Along with the fun and excitement the holidays bring, chances are also high that you or someone in your family will experience back pain at some point this season. Millions of adults in the U.S. suffer from persistent or chronic back pain. During this jam-packed season, the stress, traveling and unfamiliar surroundings we find ourselves in can take a further toll on our bodies.

There are several steps you can take while traveling, particularly before and during a flight, to help better manage your back pain. A frequent traveler himself, Dr. Kevin McCarthy with The Spine Center of Baton Rouge has visited all seven continents and has spent a lot of time on airplanes. He understands the effect on back pain and suggests booking flights during off-peak times to avoid long lines and extended periods of standing such as during check-in and airport security.

Another area that can make a difference is when selecting your seat. In coach, exit rows have more legroom. McCarthy also suggests choosing an aisle seat so that you won’t have to climb over people and because it’s easier to stand and stretch or take a quick stroll.

For chronic back pain sufferers, they may want to consider contacting airport security for assistance prior to their flight. TSA Cares can be reached at (855) 787-2227 and can provide more information about how to get through security more comfortably and easily. They can even assign a helper at the airport. If you want someone to go to your gate with you, ask your airline for a pass that allows the person through security without a ticket.

Another tip is to ask for a wheelchair. Even if you don’t usually need one, consider it. Airports are filled with snaking lines and long walks, which can be a recipe for back pain. You can reserve one when you buy your ticket or just ask for one at the airport.

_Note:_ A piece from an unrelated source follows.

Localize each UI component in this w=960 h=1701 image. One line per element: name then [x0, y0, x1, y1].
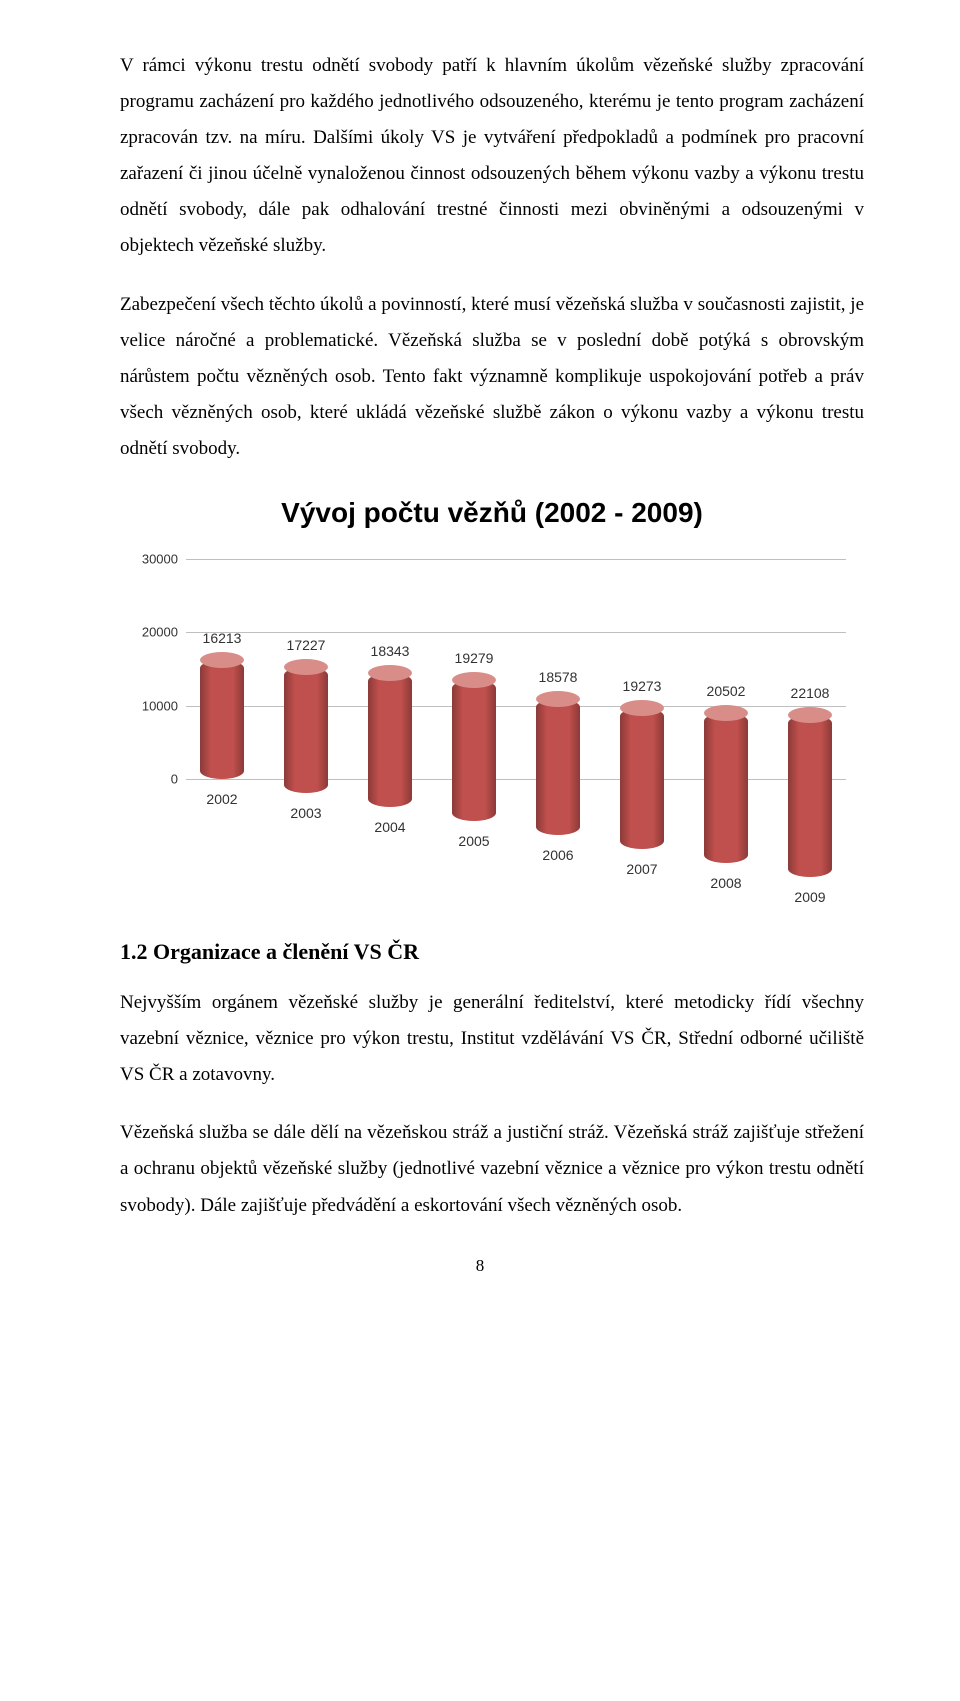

Finally, bring any pain medication onto the flight. Whether you are taking prescription or over the counter medications, consider taking your pain medication one hour before the flight to give it time to get into your system. Carry pain medications together in a clear plastic bag and have them on you at all times, in case you need them during the flight. If you use an over-the-counter medication, such as acetaminophen (Tylenol) or NSAIDS (Advil, Motrin), you may want to bring a few extra if the flight is particularly long.

Baggage can also be challenging for back-pain sufferers. “As a frequent traveler, I know that crowded planes and hoisting a heavy carry on can be hard on your back,” McCarthy says. “Choose baggage with wheels, even for short trips. When lifting, bend your knees before retrieving your luggage from the carousel. And, if your bag is heavy, don’t hesitate to ask for help from a flight attendant.

These strategies, while simple, can play a larger role in helping to lessen back pain so you can spend more time enjoying your family, friends and surroundings.”